JENKINTOWN, Pa. (WPVI) -- The summer travel season is here, and with it, many long plane and car trips.

Those raise the risk of DVT, deep vein thrombosis or blood clots in the legs.

However, knowing what contributes to them can help travelers prevent the clots.

"I'm very adventurous," notes Jonathan Griffin.

From deep sea diving to whitewater rafting, Griffin does it all.

But a few years ago, shortly after knee surgery, even simple tasks left him breathless.

"Going up and down the steps, I was breathing heavy. I had to stop," Griffin recalls.

He thought he needed to lose a few pounds.

A short time later, on a trip to Mexico, Griffin's zip lining adventure was marred by the same problem on each climb to the starting point.

"I had to stop physically and sit down, because I was totally out of breath. And I still was thinking, I gotta lose some weight," he recalls.

When it happened while he was just driving, something clicked, and he headed for Temple Hospital.

X-rays showed a clot in his knee and more in his lungs.

"Like a lot. Like it was almost a miracle that I was even here," he says.

He was taken into a procedure room, where the clots were broken down with an innovative catheter developed at Temple.

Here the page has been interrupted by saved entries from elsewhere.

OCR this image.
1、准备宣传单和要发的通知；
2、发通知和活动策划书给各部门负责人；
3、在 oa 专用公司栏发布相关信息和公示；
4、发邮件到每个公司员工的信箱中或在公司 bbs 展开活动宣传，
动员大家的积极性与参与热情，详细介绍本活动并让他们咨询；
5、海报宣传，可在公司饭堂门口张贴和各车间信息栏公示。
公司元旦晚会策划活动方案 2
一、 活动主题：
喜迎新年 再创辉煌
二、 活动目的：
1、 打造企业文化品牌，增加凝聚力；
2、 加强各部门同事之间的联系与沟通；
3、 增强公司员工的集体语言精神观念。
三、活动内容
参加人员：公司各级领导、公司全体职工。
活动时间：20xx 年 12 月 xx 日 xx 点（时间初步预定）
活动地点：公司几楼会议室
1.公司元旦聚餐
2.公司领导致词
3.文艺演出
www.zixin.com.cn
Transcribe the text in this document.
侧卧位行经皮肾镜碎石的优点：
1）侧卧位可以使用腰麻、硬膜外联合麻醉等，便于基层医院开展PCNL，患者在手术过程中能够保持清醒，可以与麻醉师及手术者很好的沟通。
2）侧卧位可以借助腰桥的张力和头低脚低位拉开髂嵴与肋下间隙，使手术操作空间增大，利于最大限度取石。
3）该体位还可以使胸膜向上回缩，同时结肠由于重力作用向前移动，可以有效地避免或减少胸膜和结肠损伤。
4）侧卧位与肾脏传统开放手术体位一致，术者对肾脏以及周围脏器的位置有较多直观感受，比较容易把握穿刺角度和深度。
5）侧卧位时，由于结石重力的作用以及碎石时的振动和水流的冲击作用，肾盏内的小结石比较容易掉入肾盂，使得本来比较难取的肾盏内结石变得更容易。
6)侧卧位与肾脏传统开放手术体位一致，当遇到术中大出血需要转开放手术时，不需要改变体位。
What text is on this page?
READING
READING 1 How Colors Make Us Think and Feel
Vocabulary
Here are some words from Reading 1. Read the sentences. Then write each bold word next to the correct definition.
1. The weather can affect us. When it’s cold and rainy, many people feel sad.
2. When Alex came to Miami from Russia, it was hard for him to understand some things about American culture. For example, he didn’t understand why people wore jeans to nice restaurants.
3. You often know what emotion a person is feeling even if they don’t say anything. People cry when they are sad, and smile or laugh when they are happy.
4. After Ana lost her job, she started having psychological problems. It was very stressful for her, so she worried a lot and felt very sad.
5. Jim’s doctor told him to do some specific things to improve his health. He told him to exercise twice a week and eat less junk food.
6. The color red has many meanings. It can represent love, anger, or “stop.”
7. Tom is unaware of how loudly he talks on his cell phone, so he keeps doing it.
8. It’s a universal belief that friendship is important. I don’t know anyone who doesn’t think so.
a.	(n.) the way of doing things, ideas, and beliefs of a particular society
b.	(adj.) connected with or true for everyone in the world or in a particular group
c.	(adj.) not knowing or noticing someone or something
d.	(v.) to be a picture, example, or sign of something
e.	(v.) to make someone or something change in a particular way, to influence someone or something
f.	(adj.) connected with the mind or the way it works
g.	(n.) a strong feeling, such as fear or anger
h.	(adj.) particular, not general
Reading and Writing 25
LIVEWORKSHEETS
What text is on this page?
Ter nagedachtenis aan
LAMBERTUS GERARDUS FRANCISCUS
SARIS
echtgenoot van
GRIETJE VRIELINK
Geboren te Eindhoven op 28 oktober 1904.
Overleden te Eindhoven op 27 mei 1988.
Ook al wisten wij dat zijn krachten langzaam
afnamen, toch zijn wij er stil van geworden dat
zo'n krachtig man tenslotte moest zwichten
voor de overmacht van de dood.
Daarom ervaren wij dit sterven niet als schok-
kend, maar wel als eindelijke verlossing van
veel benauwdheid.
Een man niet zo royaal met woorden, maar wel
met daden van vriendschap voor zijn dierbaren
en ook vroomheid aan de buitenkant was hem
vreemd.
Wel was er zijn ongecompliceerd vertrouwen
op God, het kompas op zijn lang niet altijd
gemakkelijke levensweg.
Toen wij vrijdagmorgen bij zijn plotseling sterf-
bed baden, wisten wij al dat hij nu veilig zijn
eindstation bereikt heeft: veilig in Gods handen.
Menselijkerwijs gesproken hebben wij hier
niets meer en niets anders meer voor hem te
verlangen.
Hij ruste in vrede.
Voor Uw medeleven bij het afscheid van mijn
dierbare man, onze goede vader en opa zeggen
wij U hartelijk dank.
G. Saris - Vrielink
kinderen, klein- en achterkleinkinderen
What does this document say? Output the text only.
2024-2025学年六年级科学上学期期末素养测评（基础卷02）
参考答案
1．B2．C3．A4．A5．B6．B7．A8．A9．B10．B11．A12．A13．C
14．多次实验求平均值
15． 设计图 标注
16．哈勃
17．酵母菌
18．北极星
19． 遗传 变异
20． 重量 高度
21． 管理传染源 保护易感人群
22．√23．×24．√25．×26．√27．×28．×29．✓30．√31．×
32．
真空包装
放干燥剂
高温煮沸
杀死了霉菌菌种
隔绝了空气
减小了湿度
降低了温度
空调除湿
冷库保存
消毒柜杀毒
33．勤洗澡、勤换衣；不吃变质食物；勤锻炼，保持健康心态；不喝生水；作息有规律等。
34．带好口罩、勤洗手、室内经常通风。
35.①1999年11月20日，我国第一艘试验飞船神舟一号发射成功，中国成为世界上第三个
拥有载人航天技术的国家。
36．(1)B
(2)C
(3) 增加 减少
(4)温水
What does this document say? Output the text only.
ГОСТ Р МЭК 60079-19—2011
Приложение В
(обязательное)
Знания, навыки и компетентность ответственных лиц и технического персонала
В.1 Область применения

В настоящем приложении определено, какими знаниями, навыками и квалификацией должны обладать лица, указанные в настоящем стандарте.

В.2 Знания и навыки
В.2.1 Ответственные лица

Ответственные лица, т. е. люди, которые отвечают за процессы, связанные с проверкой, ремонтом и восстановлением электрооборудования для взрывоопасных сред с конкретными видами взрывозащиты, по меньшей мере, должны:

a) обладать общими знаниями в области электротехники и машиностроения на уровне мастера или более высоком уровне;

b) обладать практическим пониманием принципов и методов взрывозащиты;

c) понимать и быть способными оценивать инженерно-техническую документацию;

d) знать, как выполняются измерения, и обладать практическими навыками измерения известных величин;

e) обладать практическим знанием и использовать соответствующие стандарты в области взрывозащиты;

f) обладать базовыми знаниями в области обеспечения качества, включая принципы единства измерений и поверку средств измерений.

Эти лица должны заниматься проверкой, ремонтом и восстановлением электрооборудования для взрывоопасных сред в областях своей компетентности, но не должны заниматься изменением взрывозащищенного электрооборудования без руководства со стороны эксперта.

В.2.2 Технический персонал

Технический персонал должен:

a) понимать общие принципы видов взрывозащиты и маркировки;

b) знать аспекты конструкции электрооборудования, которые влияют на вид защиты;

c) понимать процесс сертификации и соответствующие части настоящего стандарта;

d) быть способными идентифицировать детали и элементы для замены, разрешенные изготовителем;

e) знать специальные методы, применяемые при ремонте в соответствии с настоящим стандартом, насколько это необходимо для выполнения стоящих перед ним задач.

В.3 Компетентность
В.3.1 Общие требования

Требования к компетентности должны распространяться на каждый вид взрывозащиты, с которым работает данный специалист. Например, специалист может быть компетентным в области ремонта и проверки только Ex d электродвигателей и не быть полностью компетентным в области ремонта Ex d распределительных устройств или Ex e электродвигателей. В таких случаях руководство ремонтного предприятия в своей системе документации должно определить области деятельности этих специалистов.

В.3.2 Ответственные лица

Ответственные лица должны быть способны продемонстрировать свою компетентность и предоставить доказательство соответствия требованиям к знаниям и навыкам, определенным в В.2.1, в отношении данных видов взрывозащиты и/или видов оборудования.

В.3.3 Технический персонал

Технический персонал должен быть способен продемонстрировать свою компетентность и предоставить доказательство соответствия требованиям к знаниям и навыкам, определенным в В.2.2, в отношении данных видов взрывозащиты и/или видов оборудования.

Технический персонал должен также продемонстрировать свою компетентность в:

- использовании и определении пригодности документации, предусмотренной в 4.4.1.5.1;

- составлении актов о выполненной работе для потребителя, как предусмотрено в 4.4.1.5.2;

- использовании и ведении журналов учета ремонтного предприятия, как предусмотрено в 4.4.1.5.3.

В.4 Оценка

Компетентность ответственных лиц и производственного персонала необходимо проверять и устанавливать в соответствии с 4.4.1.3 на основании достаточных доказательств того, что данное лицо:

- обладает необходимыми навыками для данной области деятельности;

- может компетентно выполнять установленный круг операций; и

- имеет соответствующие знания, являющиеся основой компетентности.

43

The Bashir catheter's expandable basket puts drugs right into the clot, dissolving blockages in half the time.

Vascular surgeon Dr. Frank Schmieder says Griffin's knee surgery two months earlier raised his DVT risk.

However, there can be other factors, such as medications.

"Birth control pills, hormonal therapy - that can predispose you for it. There are chemotherapy medications that predispose you for it," says Dr. Schmieder.

Heart or kidney failure, smoking, and traveling more than five or six hours in a confined space can lead to DVTs.

"We do recommend to move about, we do recommend to flex your legs, too. Wear support stockings, too," says Dr. Schmieder.

"So identifying it immediately, identifying a cause, both of these things are very, very important," adds Dr. Schieder.

Thoracic specialist and surgeon Dr. Parth Rali says artificial intelligence will soon be a vital tool in detecting blood clots faster.

Dr. Rali says there's a need for better diagnostic tools because symptoms can be somewhat vague and can be missed, or misdiagnosed.

Plus urgent care centers and even some emergency departments don't have the necessary ultrasound.

"Your Doppler ultrasound of the legs may happen at 9 a.m., you may not get the results back till like 3 p.m. or 4 p.m. that day," says Dr. Rali.

AI can find lung clots as soon as the patient comes out of the scanner.

"The AI software is able to read the findings of it - positive or negative, and notifies the clinician. So you are saving at least five or six hours per patient in terms of diagnosis and initiating the treatment," he says.

That translates to less strain on the heart, which makes lung clots so dangerous.

Dr. Rali says repeated ultrasounds can do more harm than good.

"You may manually dislodge the clot by pressing on it, because that's what you need to do with an ultrasound," he says.

Dr. Rali says Temple has been using the AI for lung clots since mid-2022, and he expects the AI software will be used for leg clots soon.

Griffin no longer needs any blood thinner, not even baby aspirin, and he's back to his adventurous life.

"I'm supposed to be going camping with all my grandkids," he notes.